Every Sunday, we took up a special collection called a Benevolent Offering. Some people gave as little as one cent, while others gave ten-percent of their income to this offering. This offering was taken up at the beginning of the service, before the preacher delivered the sermon.
As a child, I didn’t understand the significance of this offering. (As a matter of fact, I had no idea about anything related to the church finances.) This offering was reserved especially for people in the church or the community who needed an extra boost. If a church member was going off to college or if a member needed a little assistance covering bills for the month, this offering was used. If someone in the community suffered a loss such as a house burning down or extreme illness, this offering was used to assist those people. When I went away to college, the church used a portion of the benevolent offering to assist me on that journey. This offering was used to meet the needs of the people.

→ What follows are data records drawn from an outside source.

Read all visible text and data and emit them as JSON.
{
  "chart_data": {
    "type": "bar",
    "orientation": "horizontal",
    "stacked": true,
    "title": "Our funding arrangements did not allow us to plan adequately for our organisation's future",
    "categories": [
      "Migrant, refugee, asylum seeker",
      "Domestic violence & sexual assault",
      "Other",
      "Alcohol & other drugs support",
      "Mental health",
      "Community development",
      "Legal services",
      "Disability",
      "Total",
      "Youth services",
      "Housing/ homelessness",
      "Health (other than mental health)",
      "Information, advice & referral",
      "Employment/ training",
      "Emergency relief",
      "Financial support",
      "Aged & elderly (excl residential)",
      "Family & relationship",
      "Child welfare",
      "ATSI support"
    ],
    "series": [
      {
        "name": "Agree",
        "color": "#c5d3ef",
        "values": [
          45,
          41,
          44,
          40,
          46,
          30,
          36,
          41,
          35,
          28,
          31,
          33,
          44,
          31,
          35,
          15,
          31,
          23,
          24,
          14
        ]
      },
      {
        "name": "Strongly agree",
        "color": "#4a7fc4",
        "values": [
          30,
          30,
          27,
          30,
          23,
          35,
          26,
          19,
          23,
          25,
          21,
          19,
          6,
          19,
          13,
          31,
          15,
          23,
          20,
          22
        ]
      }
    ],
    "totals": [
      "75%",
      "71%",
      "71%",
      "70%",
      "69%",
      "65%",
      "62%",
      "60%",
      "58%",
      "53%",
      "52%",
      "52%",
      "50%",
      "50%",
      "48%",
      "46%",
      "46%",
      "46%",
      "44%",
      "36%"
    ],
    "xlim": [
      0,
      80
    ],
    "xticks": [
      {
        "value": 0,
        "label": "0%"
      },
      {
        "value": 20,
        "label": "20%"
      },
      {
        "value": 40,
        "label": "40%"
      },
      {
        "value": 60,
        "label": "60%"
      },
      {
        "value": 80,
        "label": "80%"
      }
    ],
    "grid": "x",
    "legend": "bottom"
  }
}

This special offering was my first exposure to community philanthropy. This was my first glimpse into the power of a group of people pooling their financial resources to help somebody else. As I grew older, I discovered fancy terms (community philanthropy) and other ways people pool resource to help others and strengthen communities, but for me, people coming together to improve the lives of others started in the church. This coming together was a way of life in the small, rural church where I grew up.
As I’ve grown older, I’ve witnessed the true power of people coming together, outside of the church, and working together to strengthen their communities. Giving Circles are becoming a growing phenomena in communities. More and more businesses are pooling their technical and financial resources to strengthen communities. Universities are creating critical masses of civically engaged college students to improve the lives of others. Counties are teaming up with other counties, pooling resources and strengthening communities. More and more benevolent efforts are taking root in communities throughout the US.
My experience growing up in the little A.M.E. church in the middle of the woods really helped shape my worldview on philanthropy. When people come together inside or outside of a religious institution, and share their resources, it can bring people together, inspire people and strengthen communities. “Pass the plate, please!”